Complicado era, sobretodo, no imaginar que su color rojo se transformaba en sangre. Sangre tiñendo las gardenias de su propio jardín; gota a gota que golpeaba el suelo. 

Imposible era no recordar quién había perecido bajo el odio de un hombre vil. Imposible no ver en tu cabeza la sangre brotando de su anciana espalda, y el arma blanca volviéndose carmesí. 

5 de agosto.

6 de agosto.

7 de agosto.

Cuando ese nuevo amanecer que ahora asomaba, se perdiera de noche tras las colinas, él tomaría la mano de ella. Y se separarían por siempre. ¿Quién habló de nombres? Yo no lo hice, mas quizás alguien sí. 

Discutieron por el miedo de él. Pelearon por la cobardía de ella. Y ahora, solo la muerte les volvería a reunir. Ella... y Shakespeare.

Estalló la guerra. Solo eran las diez. El campanario no sonó. No quedaba nadie en Rocamadour. La soga ataba sus manos a la Villa, los únicos que prefirieron no marchar. 

Se oyeron los cascos como las balas de un cañón. Cientos de estrellas fugaces dispuestas a matar. Se terminó la incertidumbre, la paciencia, la tensión. Sus primeras palabras solo fueron escuchadas por tres, y esos tres ni rezaron porque ya sabían que poco tenían de salvación. Irrumpió como la Muerte en su vida, alzando en su mano el orgullo de una victoria. A caballo o a pie, ese monstruo no poseía color ni alma. 

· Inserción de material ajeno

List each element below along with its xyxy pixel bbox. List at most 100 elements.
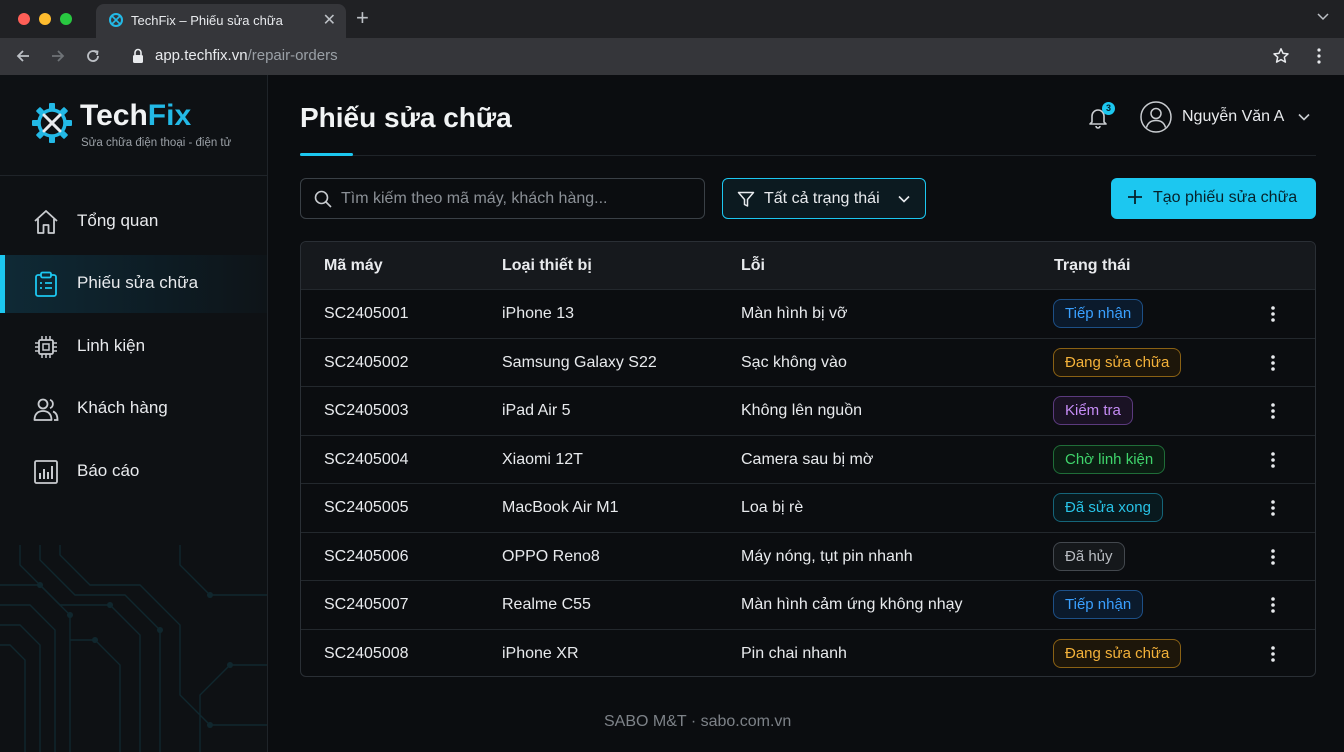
avatar[interactable] [1140, 101, 1172, 133]
row-menu-icon[interactable] [1268, 304, 1278, 324]
maximize-window-button[interactable] [60, 13, 72, 25]
cell-id: SC2405003 [324, 402, 409, 419]
sidebar-item-label: Báo cáo [77, 461, 140, 480]
search-box[interactable] [300, 178, 705, 219]
sidebar-item-label: Khách hàng [77, 398, 168, 417]
column-header-device[interactable]: Loại thiết bị [502, 257, 592, 275]
column-header-issue[interactable]: Lỗi [741, 257, 765, 275]
brand-tagline: Sửa chữa điện thoại - điện tử [81, 137, 232, 149]
cell-device: iPhone XR [502, 644, 579, 662]
cell-device: MacBook Air M1 [502, 499, 619, 516]
cell-device: iPhone 13 [502, 305, 575, 322]
users-icon [33, 398, 59, 421]
circuit-decoration [0, 545, 267, 752]
row-menu-icon[interactable] [1268, 595, 1278, 615]
cell-id: SC2405005 [324, 499, 409, 516]
create-repair-order-button[interactable]: Tạo phiếu sửa chữa [1111, 178, 1316, 219]
forward-arrow-icon[interactable] [49, 47, 67, 65]
cell-issue: Không lên nguồn [741, 402, 862, 419]
sidebar-item-reports[interactable]: Báo cáo [0, 443, 267, 501]
cell-id: SC2405006 [324, 547, 409, 565]
home-icon [34, 210, 58, 234]
search-input[interactable] [341, 180, 696, 217]
table-row[interactable]: SC2405005 MacBook Air M1 Loa bị rè Đã sửa x… [301, 483, 1315, 531]
cell-id: SC2405001 [324, 305, 409, 322]
url-domain: app.techfix.vn [155, 47, 248, 64]
row-menu-icon[interactable] [1268, 498, 1278, 518]
plus-icon [1128, 190, 1142, 204]
row-menu-icon[interactable] [1268, 450, 1278, 470]
tab-list-chevron-icon[interactable] [1316, 10, 1330, 24]
title-underline [300, 153, 353, 156]
tab-title: TechFix – Phiếu sửa chữa [131, 13, 283, 28]
create-button-label: Tạo phiếu sửa chữa [1153, 189, 1298, 206]
cell-issue: Camera sau bị mờ [741, 450, 874, 468]
cell-id: SC2405002 [324, 353, 409, 371]
table-row[interactable]: SC2405006 OPPO Reno8 Máy nóng, tụt pin nha… [301, 531, 1315, 580]
lock-icon[interactable] [132, 48, 144, 64]
status-badge: Tiếp nhận [1053, 299, 1144, 328]
table-header: Mã máy Loại thiết bị Lỗi Trạng thái [301, 242, 1315, 289]
cell-device: Realme C55 [502, 596, 591, 613]
cell-device: OPPO Reno8 [502, 547, 600, 565]
status-badge: Tiếp nhận [1053, 590, 1144, 619]
cell-device: Samsung Galaxy S22 [502, 353, 657, 371]
chevron-down-icon [898, 195, 910, 203]
repair-orders-table: Mã máy Loại thiết bị Lỗi Trạng thái SC24… [300, 241, 1316, 677]
table-row[interactable]: SC2405008 iPhone XR Pin chai nhanh Đang sửa… [301, 628, 1315, 677]
status-badge: Đã sửa xong [1053, 493, 1163, 522]
minimize-window-button[interactable] [39, 13, 51, 25]
row-menu-icon[interactable] [1268, 547, 1278, 567]
cell-issue: Pin chai nhanh [741, 644, 847, 662]
sidebar-item-components[interactable]: Linh kiện [0, 318, 267, 376]
close-tab-icon[interactable]: ✕ [323, 10, 336, 30]
column-header-status[interactable]: Trạng thái [1054, 257, 1130, 275]
sidebar: TechFix Sửa chữa điện thoại - điện tử Tổ… [0, 75, 268, 752]
header-divider [300, 155, 1316, 156]
table-row[interactable]: SC2405007 Realme C55 Màn hình cảm ứng khôn… [301, 580, 1315, 628]
table-row[interactable]: SC2405003 iPad Air 5 Không lên nguồn Kiểm t… [301, 386, 1315, 434]
sidebar-item-label: Tổng quan [77, 211, 159, 230]
close-window-button[interactable] [18, 13, 30, 25]
reload-icon[interactable] [84, 47, 102, 65]
page-title: Phiếu sửa chữa [300, 102, 512, 133]
row-menu-icon[interactable] [1268, 644, 1278, 664]
browser-addressbar: app.techfix.vn/repair-orders [0, 38, 1344, 75]
chevron-down-icon[interactable] [1298, 112, 1310, 122]
bookmark-star-icon[interactable] [1272, 47, 1290, 65]
cell-device: iPad Air 5 [502, 402, 571, 419]
browser-tabbar: TechFix – Phiếu sửa chữa ✕ + [0, 0, 1344, 38]
cell-issue: Màn hình bị vỡ [741, 305, 848, 322]
sidebar-item-customers[interactable]: Khách hàng [0, 380, 267, 438]
clipboard-icon [35, 271, 57, 297]
filter-label: Tất cả trạng thái [764, 190, 880, 207]
row-menu-icon[interactable] [1268, 401, 1278, 421]
new-tab-icon[interactable]: + [356, 5, 369, 31]
url-field[interactable]: app.techfix.vn/repair-orders [155, 47, 338, 64]
table-row[interactable]: SC2405004 Xiaomi 12T Camera sau bị mờ Chờ l… [301, 434, 1315, 483]
filter-icon [737, 191, 755, 207]
status-badge: Kiểm tra [1053, 396, 1133, 425]
app-root: TechFix Sửa chữa điện thoại - điện tử Tổ… [0, 75, 1344, 752]
back-arrow-icon[interactable] [14, 47, 32, 65]
cell-issue: Màn hình cảm ứng không nhạy [741, 596, 963, 613]
sidebar-item-repair-orders[interactable]: Phiếu sửa chữa [0, 255, 267, 313]
cell-issue: Máy nóng, tụt pin nhanh [741, 547, 913, 565]
url-path: /repair-orders [247, 47, 338, 64]
column-header-id[interactable]: Mã máy [324, 257, 383, 275]
table-row[interactable]: SC2405002 Samsung Galaxy S22 Sạc không vào… [301, 337, 1315, 386]
browser-menu-icon[interactable] [1316, 47, 1322, 65]
chart-icon [34, 460, 58, 484]
status-filter-dropdown[interactable]: Tất cả trạng thái [722, 178, 926, 219]
row-menu-icon[interactable] [1268, 353, 1278, 373]
gear-logo-icon [32, 103, 72, 143]
user-name[interactable]: Nguyễn Văn A [1182, 108, 1284, 126]
notification-badge: 3 [1102, 102, 1115, 115]
table-row[interactable]: SC2405001 iPhone 13 Màn hình bị vỡ Tiếp nhậ… [301, 289, 1315, 337]
cell-id: SC2405007 [324, 596, 409, 613]
browser-tab[interactable]: TechFix – Phiếu sửa chữa ✕ [96, 4, 346, 38]
chip-icon [35, 336, 57, 358]
status-badge: Đã hủy [1053, 541, 1125, 571]
sidebar-item-overview[interactable]: Tổng quan [0, 193, 267, 251]
sidebar-item-label: Linh kiện [77, 336, 146, 355]
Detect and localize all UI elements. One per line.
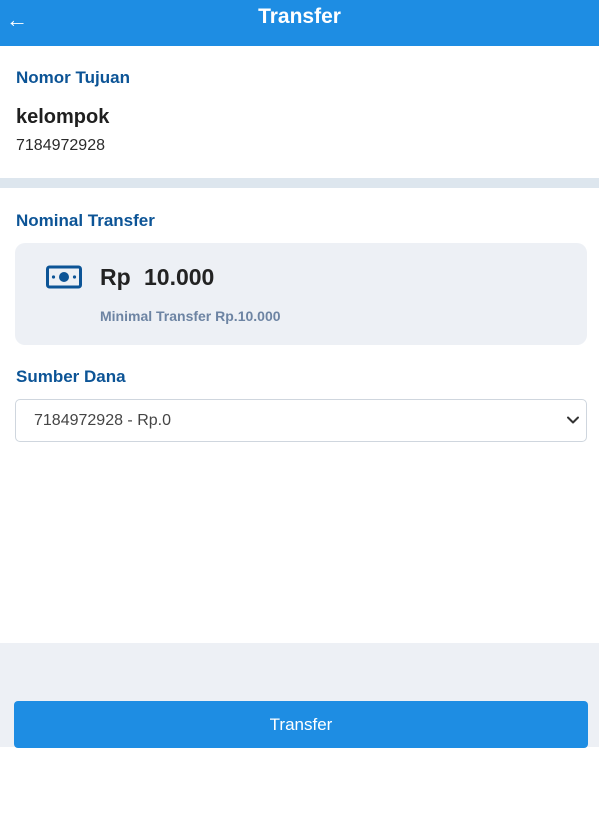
minimum-transfer-note: Minimal Transfer Rp.10.000: [100, 308, 281, 324]
nominal-label: Nominal Transfer: [16, 211, 155, 230]
source-label: Sumber Dana: [16, 367, 126, 386]
chevron-down-icon: [567, 416, 579, 424]
amount-card[interactable]: Rp 10.000 Minimal Transfer Rp.10.000: [15, 243, 587, 345]
source-selected-value: 7184972928 - Rp.0: [34, 412, 171, 429]
app-header: ← Transfer: [0, 0, 599, 46]
page-title: Transfer: [258, 5, 341, 28]
amount-currency: Rp: [100, 264, 131, 290]
destination-name: kelompok: [16, 106, 110, 128]
source-select[interactable]: 7184972928 - Rp.0: [15, 399, 587, 442]
section-divider: [0, 178, 599, 188]
destination-account-number: 7184972928: [16, 137, 105, 154]
amount-value[interactable]: 10.000: [144, 264, 214, 291]
transfer-button[interactable]: Transfer: [14, 701, 588, 748]
money-icon: [46, 265, 82, 289]
destination-label: Nomor Tujuan: [16, 68, 130, 87]
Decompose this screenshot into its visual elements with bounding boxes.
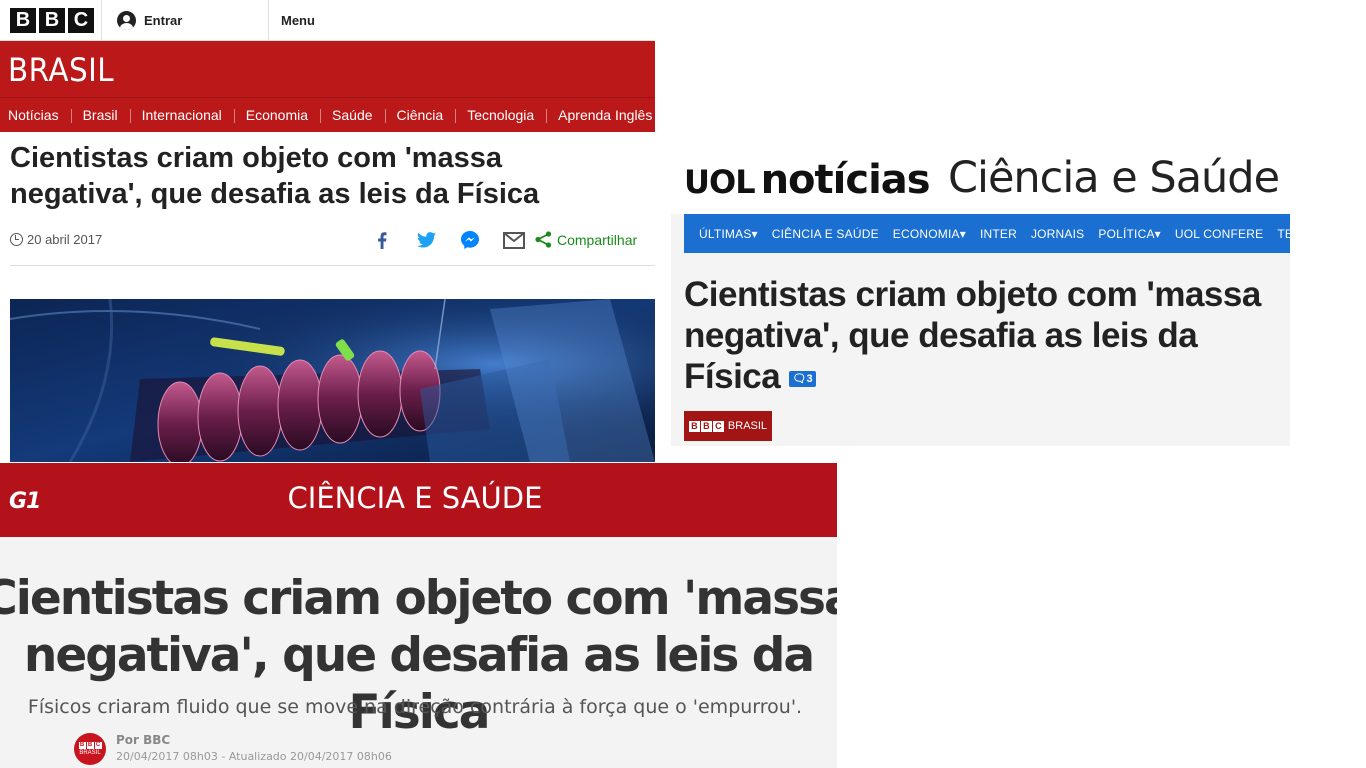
source-label: BRASIL [727, 420, 768, 432]
bbc-logo-letter: C [68, 8, 94, 33]
uol-section-title[interactable]: Ciência e Saúde [948, 153, 1280, 203]
nav-item-politica[interactable]: POLÍTICA▾ [1091, 227, 1168, 241]
nav-item-economia[interactable]: ECONOMIA▾ [886, 227, 973, 241]
nav-item-brasil[interactable]: Brasil [70, 98, 130, 132]
bbc-logo-letter: C [712, 420, 724, 432]
bbc-nav: Notícias Brasil Internacional Economia S… [0, 97, 655, 132]
nav-item-saude[interactable]: Saúde [320, 98, 384, 132]
nav-item-ciencia-e-saude[interactable]: CIÊNCIA E SAÚDE [765, 227, 886, 241]
bbc-brand-bar: BRASIL [0, 41, 655, 97]
divider [268, 0, 269, 41]
nav-item-tecnologia[interactable]: TECNOLOGIA [1270, 227, 1290, 241]
twitter-icon[interactable] [404, 228, 448, 252]
bbc-logo[interactable]: B B C [10, 8, 94, 33]
g1-subtitle: Físicos criaram fluido que se move na di… [27, 696, 803, 718]
bbc-mini-logo: B B C [78, 742, 102, 749]
comments-badge[interactable]: 🗨3 [789, 370, 816, 387]
bbc-logo-letter: B [688, 420, 700, 432]
uol-headline: Cientistas criam objeto com 'massa negat… [684, 274, 1284, 397]
nav-item-ultimas[interactable]: ÚLTIMAS▾ [684, 227, 765, 241]
share-icons [360, 228, 536, 252]
article-date: 20 abril 2017 [10, 232, 102, 247]
bbc-mini-logo: B B C [688, 420, 724, 432]
bbc-logo-letter: B [86, 742, 94, 749]
bbc-article-panel: B B C Entrar Menu BRASIL Notícias Brasil… [0, 0, 655, 462]
nav-item-economia[interactable]: Economia [233, 98, 320, 132]
nav-item-jornais[interactable]: JORNAIS [1024, 227, 1091, 241]
author: Por BBC [116, 733, 171, 747]
bbc-logo-letter: B [39, 8, 65, 33]
share-button[interactable]: Compartilhar [535, 231, 637, 248]
email-icon[interactable] [492, 228, 536, 252]
uol-header: UOL notícias Ciência e Saúde [671, 149, 1290, 214]
bbc-headline: Cientistas criam objeto com 'massa negat… [10, 142, 540, 210]
nav-item-aprenda-ingles[interactable]: Aprenda Inglês [546, 98, 655, 132]
bbc-top-bar: B B C Entrar Menu [0, 0, 655, 41]
g1-section-title[interactable]: CIÊNCIA E SAÚDE [0, 481, 830, 515]
nav-item-internacional[interactable]: Internacional [129, 98, 234, 132]
bbc-logo-letter: B [10, 8, 36, 33]
uol-headline-text: Cientistas criam objeto com 'massa negat… [684, 275, 1261, 396]
bbc-logo-letter: B [700, 420, 712, 432]
g1-article-panel: G1 CIÊNCIA E SAÚDE Cientistas criam obje… [0, 463, 837, 768]
uol-logo-brand: UOL [684, 163, 756, 201]
nav-item-noticias[interactable]: Notícias [0, 98, 71, 132]
nav-item-ciencia[interactable]: Ciência [384, 98, 456, 132]
user-icon [117, 11, 136, 30]
bbc-article-meta: 20 abril 2017 Compartilhar [10, 228, 655, 266]
nav-item-inter[interactable]: INTER [973, 227, 1024, 241]
comment-count: 3 [806, 372, 813, 385]
menu-button[interactable]: Menu [281, 13, 315, 28]
publish-dates: 20/04/2017 08h03 - Atualizado 20/04/2017… [116, 750, 392, 763]
uol-logo-word: notícias [760, 157, 931, 203]
avatar-label: BRASIL [79, 750, 101, 756]
g1-header: G1 CIÊNCIA E SAÚDE [0, 463, 837, 537]
clock-icon [10, 233, 23, 246]
divider [101, 0, 102, 41]
facebook-icon[interactable] [360, 228, 404, 252]
bbc-logo-letter: B [78, 742, 86, 749]
signin-label: Entrar [144, 13, 183, 28]
source-badge[interactable]: B B C BRASIL [684, 411, 772, 441]
share-icon [535, 231, 552, 248]
uol-nav: ÚLTIMAS▾ CIÊNCIA E SAÚDE ECONOMIA▾ INTER… [684, 214, 1290, 253]
nav-item-uol-confere[interactable]: UOL CONFERE [1168, 227, 1270, 241]
avatar[interactable]: B B C BRASIL [74, 733, 106, 765]
article-photo [10, 299, 655, 462]
comment-icon: 🗨 [792, 372, 807, 385]
uol-article-panel: UOL notícias Ciência e Saúde ÚLTIMAS▾ CIÊ… [671, 149, 1290, 446]
nav-item-tecnologia[interactable]: Tecnologia [455, 98, 546, 132]
bbc-logo-letter: C [94, 742, 102, 749]
uol-logo[interactable]: UOL notícias [684, 157, 931, 203]
signin-button[interactable]: Entrar [117, 11, 182, 30]
date-text: 20 abril 2017 [27, 232, 103, 247]
bbc-brand-title[interactable]: BRASIL [8, 51, 114, 89]
share-label: Compartilhar [557, 231, 638, 248]
messenger-icon[interactable] [448, 228, 492, 252]
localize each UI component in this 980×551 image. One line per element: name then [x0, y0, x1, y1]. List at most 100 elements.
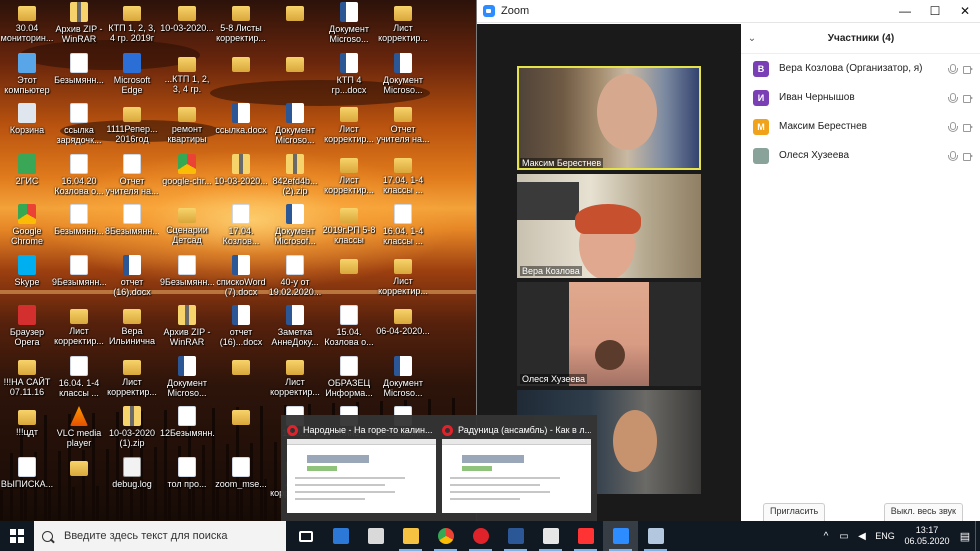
microphone-icon[interactable] [947, 63, 958, 74]
desktop-icon[interactable]: zoom_mse... [214, 455, 268, 505]
desktop-icon[interactable]: Лист корректир... [376, 0, 430, 50]
chevron-down-icon[interactable]: ⌄ [741, 33, 763, 44]
taskbar-app-button[interactable] [358, 521, 393, 551]
preview-thumbnail[interactable] [442, 439, 591, 513]
clock[interactable]: 13:17 06.05.2020 [899, 525, 955, 547]
zoom-titlebar[interactable]: Zoom — ☐ ✕ [477, 0, 980, 23]
desktop-icon[interactable] [214, 404, 268, 454]
taskbar-app-button[interactable] [323, 521, 358, 551]
desktop-icon[interactable]: Skype [0, 253, 54, 303]
desktop-icon[interactable]: тол про... [160, 455, 214, 505]
microphone-icon[interactable] [947, 92, 958, 103]
microphone-icon[interactable] [947, 121, 958, 132]
desktop-icon[interactable]: 16.04. 1-4 классы ... [376, 202, 430, 252]
desktop-icon[interactable]: 16.04.20 Козлова о... [52, 152, 106, 202]
taskbar-app-button[interactable] [428, 521, 463, 551]
desktop-icon[interactable]: Вера Ильинична [105, 303, 159, 353]
desktop-icon[interactable]: Отчет учителя на... [376, 101, 430, 151]
desktop-icon[interactable]: 9Безымянн... [52, 253, 106, 303]
video-camera-icon[interactable] [963, 93, 973, 103]
desktop-icon[interactable]: 16.04. 1-4 классы ... [52, 354, 106, 404]
video-tile-vera[interactable]: Вера Козлова [517, 174, 701, 278]
desktop-icon[interactable]: Документ Microso... [322, 0, 376, 50]
participant-row[interactable]: В Вера Козлова (Организатор, я) [741, 54, 980, 83]
desktop-icon[interactable]: Лист корректир... [376, 253, 430, 303]
taskbar-app-button[interactable] [393, 521, 428, 551]
preview-window[interactable]: Радуница (ансамбль) - Как в л... [442, 421, 591, 521]
desktop-icon[interactable]: Корзина [0, 101, 54, 151]
preview-window[interactable]: Народные - На горе-то калин... [287, 421, 436, 521]
desktop-icon[interactable]: 2019г.РП 5-8 классы [322, 202, 376, 252]
desktop-icon[interactable]: debug.log [105, 455, 159, 505]
video-tile-maksim[interactable]: Максим Берестнев [517, 66, 701, 170]
desktop-icon[interactable]: отчет (16).docx [105, 253, 159, 303]
desktop-icon[interactable]: Отчет учителя на... [105, 152, 159, 202]
desktop-icon[interactable]: Лист корректир... [105, 354, 159, 404]
desktop-icon[interactable]: ссылка.docx [214, 101, 268, 151]
desktop-icon[interactable]: Браузер Opera [0, 303, 54, 353]
desktop-icon[interactable]: ОБРАЗЕЦ Информа... [322, 354, 376, 404]
taskbar-app-button[interactable] [533, 521, 568, 551]
taskbar-search[interactable]: Введите здесь текст для поиска [34, 521, 286, 551]
desktop-icon[interactable]: VLC media player [52, 404, 106, 454]
desktop-icon[interactable]: ссылка зарядочк... [52, 101, 106, 151]
desktop-icon[interactable]: 10-03-2020 (1).zip [105, 404, 159, 454]
taskbar-app-button[interactable] [498, 521, 533, 551]
desktop-icon[interactable]: Архив ZIP - WinRAR [160, 303, 214, 353]
desktop-icon[interactable]: Лист корректир... [322, 101, 376, 151]
desktop-icon[interactable] [52, 455, 106, 505]
taskbar-app-button[interactable] [568, 521, 603, 551]
maximize-button[interactable]: ☐ [920, 0, 950, 23]
video-camera-icon[interactable] [963, 151, 973, 161]
chevron-up-icon[interactable]: ^ [817, 531, 835, 542]
volume-icon[interactable]: ◀ [853, 531, 871, 542]
taskbar-app-button[interactable] [638, 521, 673, 551]
invite-button[interactable]: Пригласить [763, 503, 826, 521]
desktop-icon[interactable]: Лист корректир... [52, 303, 106, 353]
desktop-icon[interactable] [214, 51, 268, 101]
desktop-icon[interactable]: 1111Репер... 2016год [105, 101, 159, 151]
desktop-icon[interactable]: Документ Microsof... [268, 202, 322, 252]
desktop-icon[interactable]: 5-8 Листы корректир... [214, 0, 268, 50]
desktop-icon[interactable] [214, 354, 268, 404]
show-desktop-button[interactable] [975, 521, 980, 551]
desktop-icon[interactable]: Заметка АннеДоку... [268, 303, 322, 353]
desktop-icon[interactable]: КТП 4 гр...docx [322, 51, 376, 101]
desktop-icon[interactable]: 17.04. 1-4 классы ... [376, 152, 430, 202]
participant-row[interactable]: Олеся Хузеева [741, 141, 980, 170]
desktop-icon[interactable]: ремонт квартиры [160, 101, 214, 151]
desktop-icon[interactable]: 10-03-2020... [160, 0, 214, 50]
video-tile-olesya[interactable]: Олеся Хузеева [517, 282, 701, 386]
desktop-icon[interactable]: 9Безымянн... [160, 253, 214, 303]
desktop-icon[interactable] [268, 51, 322, 101]
desktop-icon[interactable]: Сценарии Детсад [160, 202, 214, 252]
desktop-icon[interactable]: Безымянн... [52, 202, 106, 252]
desktop-icon[interactable]: Этот компьютер [0, 51, 54, 101]
language-indicator[interactable]: ENG [871, 531, 899, 541]
desktop-icon[interactable]: !!!НА САЙТ 07.11.16 [0, 354, 54, 404]
desktop-icon[interactable]: Безымянн... [52, 51, 106, 101]
desktop-icon[interactable]: Документ Microso... [160, 354, 214, 404]
video-camera-icon[interactable] [963, 64, 973, 74]
desktop-icon[interactable]: 06-04-2020... [376, 303, 430, 353]
desktop-icon[interactable]: google-chr... [160, 152, 214, 202]
desktop-icon[interactable]: 10-03-2020... [214, 152, 268, 202]
desktop-icon[interactable]: спискоWord (7).docx [214, 253, 268, 303]
desktop-icon[interactable]: 12Безымянн... [160, 404, 214, 454]
desktop-icon[interactable]: Google Chrome [0, 202, 54, 252]
taskbar-app-button[interactable] [603, 521, 638, 551]
participant-row[interactable]: И Иван Чернышов [741, 83, 980, 112]
desktop-icon[interactable]: КТП 1, 2, 3, 4 гр. 2019г [105, 0, 159, 50]
desktop-icon[interactable]: 2ГИС [0, 152, 54, 202]
network-icon[interactable]: ▭ [835, 531, 853, 542]
desktop-icon[interactable]: ...КТП 1, 2, 3, 4 гр. 2019г [160, 51, 214, 101]
desktop-icon[interactable]: отчет (16)...docx [214, 303, 268, 353]
desktop-icon[interactable]: 8Безымянн... [105, 202, 159, 252]
desktop-icon[interactable]: 30.04 мониторин... [0, 0, 54, 50]
desktop-icon[interactable]: Документ Microso... [376, 51, 430, 101]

Viajaba con la protección del diablo, se decía en los cuentos de viejas. 

Mató a cuatro hombres con su mirada, afirmaban los cuentacuentos.

Pero ninguno de ellos pudo estar más lejos de la verdad.

Se trataba de un alma quebrada, corrompida, vengativa... que quería más y más. Que disfrutaba el aroma a putrefacción que escondía en su interior. Cargaba en sus brazos su arma como quien carga un niño recién nacido, como quien carga el nuevo milagro en la familia. Hasta que ese dulce milagro hizo brotar sangre donde no debía haberse visto. 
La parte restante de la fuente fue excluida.